OFÉLIA - Poema em Prosa - Sarainés Kasdan
OFÉLIA
Sarainés Kasdan
Tradução de Paulo Soriano
A morte chegou a destempo, como se fosse uma amante resignada e abatida. Não a esperava o salgueiro, com seus galhos abertos; não a esperava a tarde, silente e pacífica; não a esperava as flores brancas, vermelhas e amarelas. E, claro, nem Ofélia por ela esperava quando seu corpo se rendeu ao riacho de águas cristalinas.
Tudo isso aconteceu enquanto a tarde fenecia junto a um salgueiro de galhos abertos, um salgueiro-chorão de folhas cinzentas, um salgueiro que oferecia suas folhas de outono à corrente cristalina.
Naquela tarde, Ofelia visitou o salgueiro e o riacho. Levava consigo um buquê de flores brancas, vermelhas e amarelas; pendurou o buquê em um galho quebradiço, um galho invejoso a ponto de partir-se, um galho moribundo que, quando se quebrou, levou consigo folhas cinzentas, flores brancas, vermelhas e amarelas, e um corpo feminino e um ramo, em meio ao assombro do riacho cristalino.
Ela poderia se ter levantado, sacudido as folhas de suas roupas e voltado para casa.
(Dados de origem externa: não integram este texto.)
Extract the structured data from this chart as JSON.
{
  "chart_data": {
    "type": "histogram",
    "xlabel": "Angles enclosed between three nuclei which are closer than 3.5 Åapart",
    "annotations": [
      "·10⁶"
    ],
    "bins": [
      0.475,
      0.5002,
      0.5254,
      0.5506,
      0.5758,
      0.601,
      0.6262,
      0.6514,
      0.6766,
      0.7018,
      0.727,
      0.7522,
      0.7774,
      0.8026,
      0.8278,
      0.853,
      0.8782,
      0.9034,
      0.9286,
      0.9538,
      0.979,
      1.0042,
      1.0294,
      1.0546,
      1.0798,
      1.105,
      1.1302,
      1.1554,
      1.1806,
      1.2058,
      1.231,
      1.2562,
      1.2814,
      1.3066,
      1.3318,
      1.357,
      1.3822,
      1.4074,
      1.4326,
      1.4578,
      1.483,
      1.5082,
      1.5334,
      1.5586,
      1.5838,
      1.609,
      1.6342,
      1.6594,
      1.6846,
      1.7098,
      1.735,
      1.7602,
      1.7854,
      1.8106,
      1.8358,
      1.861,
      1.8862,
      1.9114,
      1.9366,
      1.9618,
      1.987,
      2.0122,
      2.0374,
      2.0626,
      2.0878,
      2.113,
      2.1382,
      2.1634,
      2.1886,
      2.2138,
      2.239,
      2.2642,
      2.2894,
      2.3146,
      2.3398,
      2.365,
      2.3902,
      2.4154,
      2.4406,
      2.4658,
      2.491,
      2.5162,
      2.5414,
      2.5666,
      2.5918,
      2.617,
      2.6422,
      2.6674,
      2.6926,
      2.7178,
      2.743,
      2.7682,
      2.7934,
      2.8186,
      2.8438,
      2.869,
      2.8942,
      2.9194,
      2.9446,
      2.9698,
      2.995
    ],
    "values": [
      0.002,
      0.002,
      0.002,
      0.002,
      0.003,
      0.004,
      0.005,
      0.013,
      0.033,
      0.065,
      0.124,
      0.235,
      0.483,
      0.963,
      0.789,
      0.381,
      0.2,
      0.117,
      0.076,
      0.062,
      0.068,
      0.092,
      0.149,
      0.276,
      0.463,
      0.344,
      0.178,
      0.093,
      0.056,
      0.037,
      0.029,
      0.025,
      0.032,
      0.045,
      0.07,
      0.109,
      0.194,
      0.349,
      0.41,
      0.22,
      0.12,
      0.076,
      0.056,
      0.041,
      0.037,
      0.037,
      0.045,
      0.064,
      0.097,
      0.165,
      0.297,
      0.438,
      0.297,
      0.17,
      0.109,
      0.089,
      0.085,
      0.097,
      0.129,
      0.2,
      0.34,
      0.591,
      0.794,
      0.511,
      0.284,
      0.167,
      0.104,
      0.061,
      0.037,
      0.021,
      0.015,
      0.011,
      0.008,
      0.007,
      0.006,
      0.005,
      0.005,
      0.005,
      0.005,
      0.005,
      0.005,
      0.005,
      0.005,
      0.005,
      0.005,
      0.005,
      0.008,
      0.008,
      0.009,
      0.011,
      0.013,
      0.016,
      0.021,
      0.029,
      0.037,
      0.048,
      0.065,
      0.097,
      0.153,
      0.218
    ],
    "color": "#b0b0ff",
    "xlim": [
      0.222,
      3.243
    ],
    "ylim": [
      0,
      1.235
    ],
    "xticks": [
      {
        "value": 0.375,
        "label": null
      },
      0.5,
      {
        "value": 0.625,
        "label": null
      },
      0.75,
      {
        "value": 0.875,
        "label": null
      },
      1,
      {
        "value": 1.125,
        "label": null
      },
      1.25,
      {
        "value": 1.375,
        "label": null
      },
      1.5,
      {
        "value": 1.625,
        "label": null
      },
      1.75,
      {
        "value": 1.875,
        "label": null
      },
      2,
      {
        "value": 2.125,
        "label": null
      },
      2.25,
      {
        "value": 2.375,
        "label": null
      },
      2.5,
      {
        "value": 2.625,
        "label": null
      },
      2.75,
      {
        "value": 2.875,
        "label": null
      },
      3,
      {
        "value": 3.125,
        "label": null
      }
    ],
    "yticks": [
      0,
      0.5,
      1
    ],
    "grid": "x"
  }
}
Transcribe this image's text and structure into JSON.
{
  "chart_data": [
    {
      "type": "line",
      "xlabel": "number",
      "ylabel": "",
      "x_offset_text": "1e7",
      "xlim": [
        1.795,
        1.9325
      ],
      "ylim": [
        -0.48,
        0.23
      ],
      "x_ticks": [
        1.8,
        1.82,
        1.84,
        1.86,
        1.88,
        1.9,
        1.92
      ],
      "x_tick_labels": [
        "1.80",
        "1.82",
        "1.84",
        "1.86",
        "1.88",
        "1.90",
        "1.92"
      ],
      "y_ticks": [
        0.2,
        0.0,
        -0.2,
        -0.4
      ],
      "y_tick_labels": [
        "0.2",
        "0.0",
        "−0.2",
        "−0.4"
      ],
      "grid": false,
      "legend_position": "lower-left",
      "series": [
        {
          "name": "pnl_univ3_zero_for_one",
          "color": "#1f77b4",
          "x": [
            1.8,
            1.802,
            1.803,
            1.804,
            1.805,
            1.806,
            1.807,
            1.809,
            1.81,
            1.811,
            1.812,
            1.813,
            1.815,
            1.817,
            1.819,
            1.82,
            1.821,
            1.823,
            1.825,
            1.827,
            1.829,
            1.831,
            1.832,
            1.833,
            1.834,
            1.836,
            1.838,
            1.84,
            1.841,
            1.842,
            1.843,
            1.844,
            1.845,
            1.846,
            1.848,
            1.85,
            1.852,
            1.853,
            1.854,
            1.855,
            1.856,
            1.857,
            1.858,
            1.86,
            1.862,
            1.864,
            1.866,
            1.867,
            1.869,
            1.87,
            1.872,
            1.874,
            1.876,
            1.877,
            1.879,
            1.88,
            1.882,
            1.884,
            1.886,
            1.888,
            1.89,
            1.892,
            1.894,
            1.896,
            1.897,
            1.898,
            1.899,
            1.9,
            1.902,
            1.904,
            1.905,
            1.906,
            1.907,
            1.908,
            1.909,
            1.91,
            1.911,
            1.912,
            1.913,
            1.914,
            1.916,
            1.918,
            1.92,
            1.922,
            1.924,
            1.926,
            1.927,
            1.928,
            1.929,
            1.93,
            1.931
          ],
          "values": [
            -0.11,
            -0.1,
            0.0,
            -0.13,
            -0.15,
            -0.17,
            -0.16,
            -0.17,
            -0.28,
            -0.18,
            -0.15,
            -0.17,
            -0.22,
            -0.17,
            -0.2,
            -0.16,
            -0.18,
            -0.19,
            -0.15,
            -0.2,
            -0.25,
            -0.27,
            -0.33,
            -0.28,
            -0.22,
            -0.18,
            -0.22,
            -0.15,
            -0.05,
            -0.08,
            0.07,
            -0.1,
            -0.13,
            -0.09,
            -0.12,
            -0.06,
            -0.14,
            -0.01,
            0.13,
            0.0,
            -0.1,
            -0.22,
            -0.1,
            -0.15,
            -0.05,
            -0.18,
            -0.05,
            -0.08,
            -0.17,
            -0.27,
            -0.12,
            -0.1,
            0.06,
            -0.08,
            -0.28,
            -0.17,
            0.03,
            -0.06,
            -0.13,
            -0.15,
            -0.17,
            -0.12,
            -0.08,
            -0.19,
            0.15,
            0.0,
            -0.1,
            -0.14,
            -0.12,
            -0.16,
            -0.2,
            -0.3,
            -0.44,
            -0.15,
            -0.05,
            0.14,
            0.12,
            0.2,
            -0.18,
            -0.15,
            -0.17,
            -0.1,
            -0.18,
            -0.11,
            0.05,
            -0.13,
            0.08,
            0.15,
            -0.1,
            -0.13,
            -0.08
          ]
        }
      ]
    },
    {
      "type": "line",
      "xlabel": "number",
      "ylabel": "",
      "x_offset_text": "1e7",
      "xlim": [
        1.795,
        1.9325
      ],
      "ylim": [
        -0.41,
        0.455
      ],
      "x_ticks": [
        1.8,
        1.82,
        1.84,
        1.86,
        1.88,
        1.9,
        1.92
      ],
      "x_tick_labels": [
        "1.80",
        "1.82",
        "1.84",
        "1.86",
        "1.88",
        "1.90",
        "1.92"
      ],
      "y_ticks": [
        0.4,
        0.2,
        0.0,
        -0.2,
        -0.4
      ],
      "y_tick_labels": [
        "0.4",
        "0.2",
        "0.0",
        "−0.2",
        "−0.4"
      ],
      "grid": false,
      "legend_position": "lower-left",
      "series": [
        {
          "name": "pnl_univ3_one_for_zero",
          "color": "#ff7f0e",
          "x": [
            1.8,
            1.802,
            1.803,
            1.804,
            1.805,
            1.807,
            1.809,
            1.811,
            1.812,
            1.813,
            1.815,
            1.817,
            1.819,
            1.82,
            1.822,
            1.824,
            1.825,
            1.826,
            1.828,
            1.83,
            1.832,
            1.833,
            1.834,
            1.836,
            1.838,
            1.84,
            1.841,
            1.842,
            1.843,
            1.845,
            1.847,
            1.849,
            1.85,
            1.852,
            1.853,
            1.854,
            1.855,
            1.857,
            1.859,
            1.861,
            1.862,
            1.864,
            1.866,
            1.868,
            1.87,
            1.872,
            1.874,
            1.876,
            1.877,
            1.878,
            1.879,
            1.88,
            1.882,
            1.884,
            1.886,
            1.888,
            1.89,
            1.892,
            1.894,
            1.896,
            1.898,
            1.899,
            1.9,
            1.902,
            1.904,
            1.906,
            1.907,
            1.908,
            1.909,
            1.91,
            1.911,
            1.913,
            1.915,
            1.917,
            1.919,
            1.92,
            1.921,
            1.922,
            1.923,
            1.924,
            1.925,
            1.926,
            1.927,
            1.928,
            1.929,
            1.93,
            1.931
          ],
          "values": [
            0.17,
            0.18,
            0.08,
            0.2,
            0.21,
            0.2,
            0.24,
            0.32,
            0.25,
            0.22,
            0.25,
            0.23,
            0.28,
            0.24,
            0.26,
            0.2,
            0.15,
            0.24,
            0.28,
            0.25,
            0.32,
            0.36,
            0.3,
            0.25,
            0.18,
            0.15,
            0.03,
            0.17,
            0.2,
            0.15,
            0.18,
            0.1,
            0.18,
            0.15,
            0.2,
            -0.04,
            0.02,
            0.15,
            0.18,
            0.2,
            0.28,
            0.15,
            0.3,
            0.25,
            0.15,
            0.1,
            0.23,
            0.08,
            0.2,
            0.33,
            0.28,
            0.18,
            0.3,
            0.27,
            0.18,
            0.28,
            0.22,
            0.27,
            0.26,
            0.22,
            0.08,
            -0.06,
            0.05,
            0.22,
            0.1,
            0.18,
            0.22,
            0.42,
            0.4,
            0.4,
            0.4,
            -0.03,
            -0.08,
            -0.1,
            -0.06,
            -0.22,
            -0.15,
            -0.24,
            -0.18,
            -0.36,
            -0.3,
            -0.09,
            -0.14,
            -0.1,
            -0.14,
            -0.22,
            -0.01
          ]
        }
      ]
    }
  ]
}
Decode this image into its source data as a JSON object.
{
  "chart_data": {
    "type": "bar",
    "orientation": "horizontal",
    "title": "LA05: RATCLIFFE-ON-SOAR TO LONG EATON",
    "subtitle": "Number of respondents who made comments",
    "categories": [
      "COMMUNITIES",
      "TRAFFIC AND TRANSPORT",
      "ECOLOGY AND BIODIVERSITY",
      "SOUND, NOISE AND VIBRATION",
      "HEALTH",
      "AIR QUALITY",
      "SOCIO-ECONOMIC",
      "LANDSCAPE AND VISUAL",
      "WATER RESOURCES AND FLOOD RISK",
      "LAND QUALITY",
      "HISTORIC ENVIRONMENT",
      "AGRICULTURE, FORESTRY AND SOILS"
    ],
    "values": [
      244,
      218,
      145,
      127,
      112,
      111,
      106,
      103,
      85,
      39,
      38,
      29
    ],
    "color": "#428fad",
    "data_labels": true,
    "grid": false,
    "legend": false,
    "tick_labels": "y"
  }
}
Mas, enquanto o galho se quebrava, as flores se perdiam, as folhas cinzentas voavam e um corpo assombrado e feminino se afogava lentamente, Ofélia sentiu um frêmito irrepetível, um tremor que não nascia do frio, um tremor que não suspirava de medo e muito menos provinha das águas cristalinas. Era o tremor de uma dor envelhecida, um estremecimento vindo de um amor mal correspondido. E, por conta desse tremor, a amargura abriu de par em par as portas ao reino da morte, por essa dor ela deixou que a morte a habitasse, como se fosse uma amante resignada e abatida.
Contaram-me ontem, como se fosse um conto de fadas: era uma vez (disseram-me), um salgueiro-chorão com galhos cristalinos, um riacho de águas cinzentas, um rebanho de tristezas brancas, vermelhas e amarelas, um galho de braços outonais, um tremor de morte, uma jovem quebradiça afogada, com as palmas das mãos voltadas para cima, estremecida por um tremor mal correspondido, envolta para sempre em um sudário branco de águas cristalinas.
Ilustração: John Evertt Millais (1829 – 1896).